I have implemented a particle filter for an agent-based model using JuliaDynamics but I seem to have ended up using deepcopy a lot. Also when I run the simple particle filter over a very simple model I don’t get very good performance
julia> @time runPf(inits, init_log_weights);
56.329763 seconds (28.13 M allocations: 3.170 GiB, 1.81% gc time, 0.07% compilation time)
The first thing you should do is to remove all global variables. For instance, here actuals, Q and R are globals:
function runPf(inits, init_log_weights)
for i in 2:l
(end_states2, logWeights2, inits2, a2) = pf(deepcopy(inits), init_log_weights, P, map(x -> convert(Float64,x), actuals[i]), Q, R);
predicted[i] = mean(end_states2);
inits = inits2;
init_log_weights = logWeights2;
end
end
You should do a basic profiling first. Help us help you by letting us know which lines take the most time. (also, try to make your code as small as possible, it increases likelyhood that someone else will read it )
From my side, what prevents me to running your code is that as it is I would need to install many packages which I do not want to. You don’t seem to be using all of them in that code. The simplest the example gets, the better the chances of someone actually working on it to show where it can be improved.
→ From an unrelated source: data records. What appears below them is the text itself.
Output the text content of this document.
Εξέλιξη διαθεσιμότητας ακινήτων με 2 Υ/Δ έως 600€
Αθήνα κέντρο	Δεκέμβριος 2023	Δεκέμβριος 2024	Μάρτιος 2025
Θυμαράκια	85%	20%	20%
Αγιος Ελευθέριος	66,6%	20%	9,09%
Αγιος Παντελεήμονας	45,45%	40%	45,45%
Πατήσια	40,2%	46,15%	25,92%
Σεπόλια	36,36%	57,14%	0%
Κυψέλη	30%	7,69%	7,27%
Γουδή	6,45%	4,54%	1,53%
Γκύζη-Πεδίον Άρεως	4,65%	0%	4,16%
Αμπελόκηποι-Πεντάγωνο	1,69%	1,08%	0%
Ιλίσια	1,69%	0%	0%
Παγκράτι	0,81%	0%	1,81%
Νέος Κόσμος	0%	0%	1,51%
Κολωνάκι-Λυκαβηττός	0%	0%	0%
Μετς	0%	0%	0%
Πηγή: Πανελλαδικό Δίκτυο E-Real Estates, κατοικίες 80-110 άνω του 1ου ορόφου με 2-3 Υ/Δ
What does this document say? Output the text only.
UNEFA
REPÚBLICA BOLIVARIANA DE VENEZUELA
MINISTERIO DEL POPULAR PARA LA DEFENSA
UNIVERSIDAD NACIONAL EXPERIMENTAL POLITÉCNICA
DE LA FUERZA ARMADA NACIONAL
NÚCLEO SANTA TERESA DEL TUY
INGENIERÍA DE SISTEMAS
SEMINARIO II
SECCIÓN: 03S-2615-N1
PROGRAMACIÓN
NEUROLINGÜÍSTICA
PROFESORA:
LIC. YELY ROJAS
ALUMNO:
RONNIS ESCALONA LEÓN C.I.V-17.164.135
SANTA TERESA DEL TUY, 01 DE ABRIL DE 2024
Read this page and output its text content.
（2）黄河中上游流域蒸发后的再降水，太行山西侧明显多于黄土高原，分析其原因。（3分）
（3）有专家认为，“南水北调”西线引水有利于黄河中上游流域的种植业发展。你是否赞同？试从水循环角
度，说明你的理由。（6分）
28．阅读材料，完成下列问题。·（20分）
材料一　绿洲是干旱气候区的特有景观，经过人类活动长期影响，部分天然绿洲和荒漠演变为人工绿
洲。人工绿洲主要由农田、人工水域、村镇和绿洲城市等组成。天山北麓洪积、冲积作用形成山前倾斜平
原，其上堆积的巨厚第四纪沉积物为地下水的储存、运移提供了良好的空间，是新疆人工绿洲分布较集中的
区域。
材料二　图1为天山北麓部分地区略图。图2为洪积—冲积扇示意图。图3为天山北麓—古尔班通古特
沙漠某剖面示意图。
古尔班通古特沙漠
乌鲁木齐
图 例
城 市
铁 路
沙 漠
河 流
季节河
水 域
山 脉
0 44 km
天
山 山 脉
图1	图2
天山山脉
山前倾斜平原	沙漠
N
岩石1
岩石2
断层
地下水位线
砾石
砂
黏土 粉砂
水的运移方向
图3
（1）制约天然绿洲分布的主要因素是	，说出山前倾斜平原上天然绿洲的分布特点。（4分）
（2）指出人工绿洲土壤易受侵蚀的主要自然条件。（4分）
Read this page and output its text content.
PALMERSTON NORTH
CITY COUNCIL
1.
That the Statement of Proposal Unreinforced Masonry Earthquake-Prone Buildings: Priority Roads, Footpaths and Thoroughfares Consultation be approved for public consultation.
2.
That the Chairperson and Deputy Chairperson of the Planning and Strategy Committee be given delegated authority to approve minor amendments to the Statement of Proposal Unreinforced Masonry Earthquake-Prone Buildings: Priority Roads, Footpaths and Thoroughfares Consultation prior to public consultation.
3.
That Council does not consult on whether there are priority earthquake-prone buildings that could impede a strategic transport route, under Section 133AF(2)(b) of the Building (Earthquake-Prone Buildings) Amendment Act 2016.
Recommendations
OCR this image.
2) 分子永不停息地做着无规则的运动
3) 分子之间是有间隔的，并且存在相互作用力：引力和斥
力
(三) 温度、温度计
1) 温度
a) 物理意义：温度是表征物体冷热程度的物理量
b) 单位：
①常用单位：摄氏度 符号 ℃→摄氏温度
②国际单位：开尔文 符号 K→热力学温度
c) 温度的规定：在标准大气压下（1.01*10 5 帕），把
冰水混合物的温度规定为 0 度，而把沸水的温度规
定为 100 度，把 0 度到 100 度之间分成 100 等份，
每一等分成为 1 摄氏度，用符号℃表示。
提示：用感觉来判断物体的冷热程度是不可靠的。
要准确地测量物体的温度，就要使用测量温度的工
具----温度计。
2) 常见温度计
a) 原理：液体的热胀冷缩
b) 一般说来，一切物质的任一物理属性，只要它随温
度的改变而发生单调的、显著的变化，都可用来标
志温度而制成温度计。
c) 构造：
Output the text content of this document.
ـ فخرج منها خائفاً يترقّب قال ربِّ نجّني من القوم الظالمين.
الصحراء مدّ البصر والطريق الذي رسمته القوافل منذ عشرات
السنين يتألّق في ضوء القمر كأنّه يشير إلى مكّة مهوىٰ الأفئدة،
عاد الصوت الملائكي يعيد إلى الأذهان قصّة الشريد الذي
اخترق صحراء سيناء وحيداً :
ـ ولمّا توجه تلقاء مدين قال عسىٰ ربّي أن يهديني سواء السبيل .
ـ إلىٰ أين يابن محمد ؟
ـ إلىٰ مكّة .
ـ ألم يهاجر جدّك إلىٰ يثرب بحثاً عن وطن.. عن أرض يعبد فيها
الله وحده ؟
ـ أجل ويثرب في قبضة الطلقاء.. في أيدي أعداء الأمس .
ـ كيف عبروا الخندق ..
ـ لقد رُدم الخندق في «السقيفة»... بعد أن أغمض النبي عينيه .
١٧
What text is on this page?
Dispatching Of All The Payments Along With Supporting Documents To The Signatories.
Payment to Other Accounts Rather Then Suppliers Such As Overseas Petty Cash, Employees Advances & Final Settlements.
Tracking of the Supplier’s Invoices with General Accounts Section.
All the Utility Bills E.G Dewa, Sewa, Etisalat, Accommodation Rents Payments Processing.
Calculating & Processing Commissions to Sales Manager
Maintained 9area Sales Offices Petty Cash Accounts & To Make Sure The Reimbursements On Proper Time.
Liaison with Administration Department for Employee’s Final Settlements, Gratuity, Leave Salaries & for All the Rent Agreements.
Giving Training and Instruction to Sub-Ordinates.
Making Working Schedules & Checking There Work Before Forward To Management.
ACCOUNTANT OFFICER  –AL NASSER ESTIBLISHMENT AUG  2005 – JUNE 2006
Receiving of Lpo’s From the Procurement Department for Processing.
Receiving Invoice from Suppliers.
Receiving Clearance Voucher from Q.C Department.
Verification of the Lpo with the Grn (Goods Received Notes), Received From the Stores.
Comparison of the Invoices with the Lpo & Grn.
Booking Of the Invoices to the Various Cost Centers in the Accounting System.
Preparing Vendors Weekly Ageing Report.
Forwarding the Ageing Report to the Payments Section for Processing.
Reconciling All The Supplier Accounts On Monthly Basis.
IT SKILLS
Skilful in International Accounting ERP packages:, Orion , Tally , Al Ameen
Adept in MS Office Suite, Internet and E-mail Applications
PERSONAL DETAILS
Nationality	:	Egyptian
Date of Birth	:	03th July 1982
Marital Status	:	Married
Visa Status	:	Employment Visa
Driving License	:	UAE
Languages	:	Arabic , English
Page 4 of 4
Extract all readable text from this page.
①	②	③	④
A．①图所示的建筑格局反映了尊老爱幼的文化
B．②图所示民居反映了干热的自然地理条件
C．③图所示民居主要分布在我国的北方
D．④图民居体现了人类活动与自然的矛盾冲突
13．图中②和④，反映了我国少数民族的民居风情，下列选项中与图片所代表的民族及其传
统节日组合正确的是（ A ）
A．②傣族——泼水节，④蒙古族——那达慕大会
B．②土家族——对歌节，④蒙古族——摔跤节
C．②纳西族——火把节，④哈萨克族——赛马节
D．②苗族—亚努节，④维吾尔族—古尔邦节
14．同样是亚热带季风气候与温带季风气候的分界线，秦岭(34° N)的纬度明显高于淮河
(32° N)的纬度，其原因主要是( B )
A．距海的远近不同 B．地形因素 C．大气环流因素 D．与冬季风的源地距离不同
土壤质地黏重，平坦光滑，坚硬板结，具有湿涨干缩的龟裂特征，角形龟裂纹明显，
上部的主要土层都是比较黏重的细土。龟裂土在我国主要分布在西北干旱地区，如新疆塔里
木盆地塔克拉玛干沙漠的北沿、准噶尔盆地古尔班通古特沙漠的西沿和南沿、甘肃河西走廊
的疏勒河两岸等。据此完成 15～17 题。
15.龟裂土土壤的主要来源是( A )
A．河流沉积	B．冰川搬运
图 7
In general, after type instabilities are removed, you should chase allocations. Any copy of something mutable of course allocates. But there are other places where you seem to be allocating new arrays. For example, here:
that is allocating 3 arrays (one in og_w .- maximum(log_w)), one in the output of the map, and a third in the normalization:
julia> function f(log_w)
wn = map(x -> exp(x), log_w .- maximum(log_w));
wn = wn / sum(wn);
return wn
end
f (generic function with 1 method)
julia> x = rand(10);
julia> @btime f($x);
147.233 ns (3 allocations: 480 bytes)
If you rewrite that with some care:
julia> function f(log_w)
wn = exp.(log_w .- maximum(log_w));
swn = sum(wn)
wn .= wn ./ swn;
return wn
end
f (generic function with 1 method)
julia> @btime f($x);
97.897 ns (1 allocation: 160 bytes)
you can reduce that to one allocation and accelerate it quite a bit. This is one example. But profiling is important to know where to spend time optimizing. But only after you removed the type instabilities. otherwise the time spent on each function may not be representative of anything related to the algorithms used.